Shakeela covers her face with her shawl in embarrassment, then brushes it aside to speak. “I am not such a special student,” she says. “But I was able to pass through school in Hushe with good marks.
My thoughts were, it would be nice to be able to cover my face when I'm embarrassed or when I need to pull back from the world. It would be nice to have a veil that allows me to separate myself from the world, but that I can open myself to the world when i want to or need to. Emotionally, I do that, but it isn't the same. In the world where this girl lived, in Shai Muslim Baltistan in Pakistan, it is acceptable. In our culture it isn't.
Many Westerners, and especially many feminists, see the veil in Islam as a symbol of oppression of women. Even some Muslims feel this way. But is it? Or, more accurately, is it always? Some Muslim women see it as freedom from the oppression of objectification in Western society. They see it as empowering rather than oppressive.
The quote from the book reminded me of one of the sessions I went to listen to at a Medieval Studies conference in Kalamazoo a few years back. A girl from Toronto spoke on the veil. It made an impression on me. Looking online, I found the introduction to her book about it.
The book is named Rethinking Muslim Women and the Veil: Challenging Historical & Modern Stereotypes. I plan to buy it when I get a chance.
Many things can be used both to liberate, to empower, and to oppress. It's like the post I made about strong female characters the female warrior, the assassin, the le fem fatale, in scifi books and movies. The image, the character, the stereotype, can both objectify and empower. Anything can be used as a weapon to oppress. But anything can be used to liberate, to set free. There is a choice. But sometimes society makes the choice and sometimes we, each one of us makes the choice. When society makes the choice, there are victims. Sometimes the victims can do something about it, sometimes they can't. Sometimes the only thing to do is accept the suffering, and some times we need to rise up. But how we respond, for good or for bad, is our choice.

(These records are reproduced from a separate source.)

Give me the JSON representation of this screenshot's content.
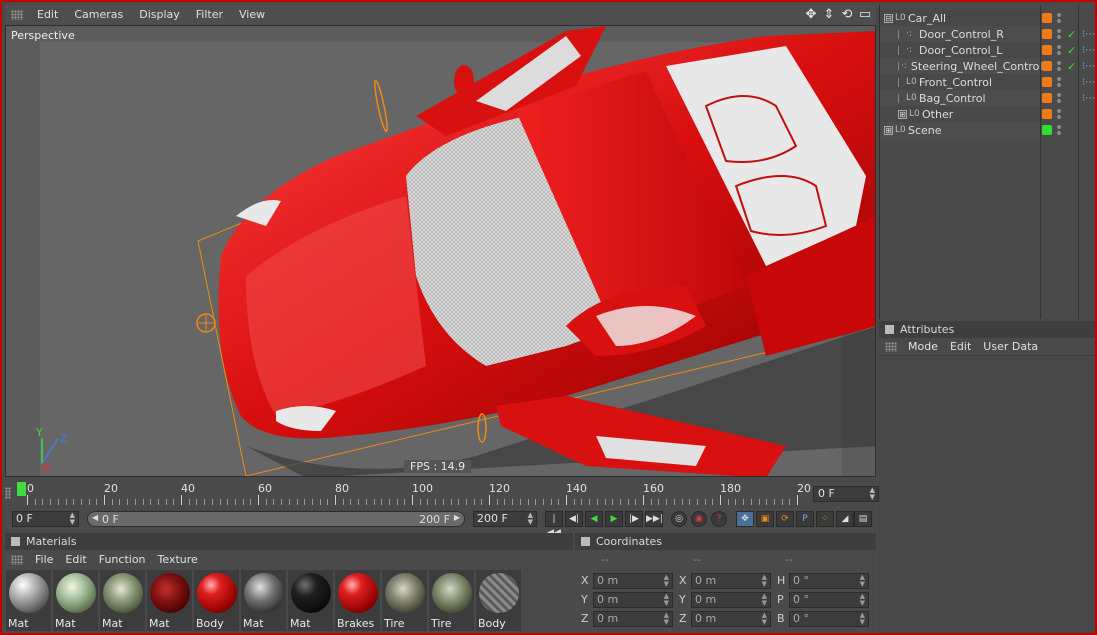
{
  "menubar": {
    "items": [
      "Edit",
      "Cameras",
      "Display",
      "Filter",
      "View"
    ],
    "nav_icons": [
      "move-icon",
      "dolly-icon",
      "rotate-icon",
      "maximize-icon"
    ]
  },
  "viewport": {
    "label": "Perspective",
    "fps": "FPS : 14.9",
    "axis_y": "Y",
    "axis_z": "Z",
    "axis_x": "X"
  },
  "objects": [
    {
      "name": "Car_All",
      "indent": 0,
      "expander": "⊟",
      "icon": "null-object-icon",
      "glyph": "L0",
      "color": "#f07a14",
      "check": false,
      "tag": false
    },
    {
      "name": "Door_Control_R",
      "indent": 1,
      "expander": "",
      "icon": "joint-icon",
      "glyph": "·:",
      "color": "#f07a14",
      "check": true,
      "tag": true
    },
    {
      "name": "Door_Control_L",
      "indent": 1,
      "expander": "",
      "icon": "joint-icon",
      "glyph": "·:",
      "color": "#f07a14",
      "check": true,
      "tag": true
    },
    {
      "name": "Steering_Wheel_Control",
      "indent": 1,
      "expander": "",
      "icon": "joint-icon",
      "glyph": "·:",
      "color": "#f07a14",
      "check": true,
      "tag": true
    },
    {
      "name": "Front_Control",
      "indent": 1,
      "expander": "",
      "icon": "null-object-icon",
      "glyph": "L0",
      "color": "#f07a14",
      "check": false,
      "tag": true
    },
    {
      "name": "Bag_Control",
      "indent": 1,
      "expander": "",
      "icon": "null-object-icon",
      "glyph": "L0",
      "color": "#f07a14",
      "check": false,
      "tag": true
    },
    {
      "name": "Other",
      "indent": 1,
      "expander": "⊞",
      "icon": "null-object-icon",
      "glyph": "L0",
      "color": "#f07a14",
      "check": false,
      "tag": false
    },
    {
      "name": "Scene",
      "indent": 0,
      "expander": "⊞",
      "icon": "null-object-icon",
      "glyph": "L0",
      "color": "#30e030",
      "check": false,
      "tag": false
    }
  ],
  "attributes": {
    "title": "Attributes",
    "menu": [
      "Mode",
      "Edit",
      "User Data"
    ]
  },
  "timeline": {
    "ticks": [
      "0",
      "20",
      "40",
      "60",
      "80",
      "100",
      "120",
      "140",
      "160",
      "180",
      "20"
    ],
    "current_frame": "0 F",
    "start_field": "0 F",
    "range_start": "0 F",
    "range_end": "200 F",
    "end_field": "200 F"
  },
  "materials": {
    "title": "Materials",
    "menu": [
      "File",
      "Edit",
      "Function",
      "Texture"
    ],
    "items": [
      {
        "label": "Mat",
        "bg": "radial-gradient(circle at 35% 30%, #ffffff 0%, #b8b8b8 30%, #4a4a4a 80%, #2a2a2a 100%)"
      },
      {
        "label": "Mat",
        "bg": "radial-gradient(circle at 40% 35%, #f0f8e0 0%, #a8c0a0 35%, #607850 70%, #303828 100%)"
      },
      {
        "label": "Mat",
        "bg": "radial-gradient(circle at 45% 40%, #e8e8d8 0%, #90a080 35%, #506040 70%, #303020 100%)"
      },
      {
        "label": "Mat",
        "bg": "radial-gradient(circle at 40% 40%, #c03030 0%, #801010 40%, #400000 80%, #200000 100%)"
      },
      {
        "label": "Body",
        "bg": "radial-gradient(circle at 35% 30%, #ffb0b0 0%, #e02020 25%, #900000 70%, #400000 100%)"
      },
      {
        "label": "Mat",
        "bg": "radial-gradient(circle at 40% 35%, #e0e0e0 0%, #707070 40%, #202020 85%, #101010 100%)"
      },
      {
        "label": "Mat",
        "bg": "radial-gradient(circle at 35% 30%, #707070 0%, #202020 30%, #080808 80%, #000000 100%)"
      },
      {
        "label": "Brakes",
        "bg": "radial-gradient(circle at 35% 30%, #ffb0b0 0%, #e02020 25%, #900000 70%, #400000 100%)"
      },
      {
        "label": "Tire",
        "bg": "radial-gradient(circle at 45% 40%, #d8d8c8 0%, #8a8a78 35%, #4a4a38 70%, #282818 100%)"
      },
      {
        "label": "Tire",
        "bg": "radial-gradient(circle at 45% 40%, #d0d8c8 0%, #8a9478 35%, #4a5438 70%, #283018 100%)"
      },
      {
        "label": "Body",
        "bg": "repeating-linear-gradient(45deg, #8a8a8a 0 3px, #5a5a5a 3px 6px)"
      }
    ]
  },
  "coordinates": {
    "title": "Coordinates",
    "sub": [
      "--",
      "--",
      "--"
    ],
    "rows": [
      [
        {
          "axis": "X",
          "value": "0 m"
        },
        {
          "axis": "X",
          "value": "0 m"
        },
        {
          "axis": "H",
          "value": "0 °"
        }
      ],
      [
        {
          "axis": "Y",
          "value": "0 m"
        },
        {
          "axis": "Y",
          "value": "0 m"
        },
        {
          "axis": "P",
          "value": "0 °"
        }
      ],
      [
        {
          "axis": "Z",
          "value": "0 m"
        },
        {
          "axis": "Z",
          "value": "0 m"
        },
        {
          "axis": "B",
          "value": "0 °"
        }
      ]
    ]
  },
  "colors": {
    "accent_red": "#c40000",
    "car_red": "#d80e0e",
    "selection_orange": "#f08a10",
    "playhead_green": "#3fdc3f"
  }
}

When we make the choice of whether we let something oppress us or liberate us, that is where there is power. Many things can take either form. It could be like the Muslim veil. In areas where it isn't required by law, presuming they aren't still forced, some women chose to wear it and some don't. It can be a blessing or a curse, depending on who you see it. Why do you wear it? What does it mean to you? How does it make you feel? These questions can make all the difference. And it could be like a label you or others apply to your life. The same things apply. That label can be the veil to you. Does it restrict you, keep you from the world? Or does it free you, allow you to grow, liberate you from how others define you? Why do you wear it? What does it mean to you? How does it make you feel? These questions make all the difference.
If you're going to wear the veil, wear it proudly, make it yours. The choice is yours. Choose this day.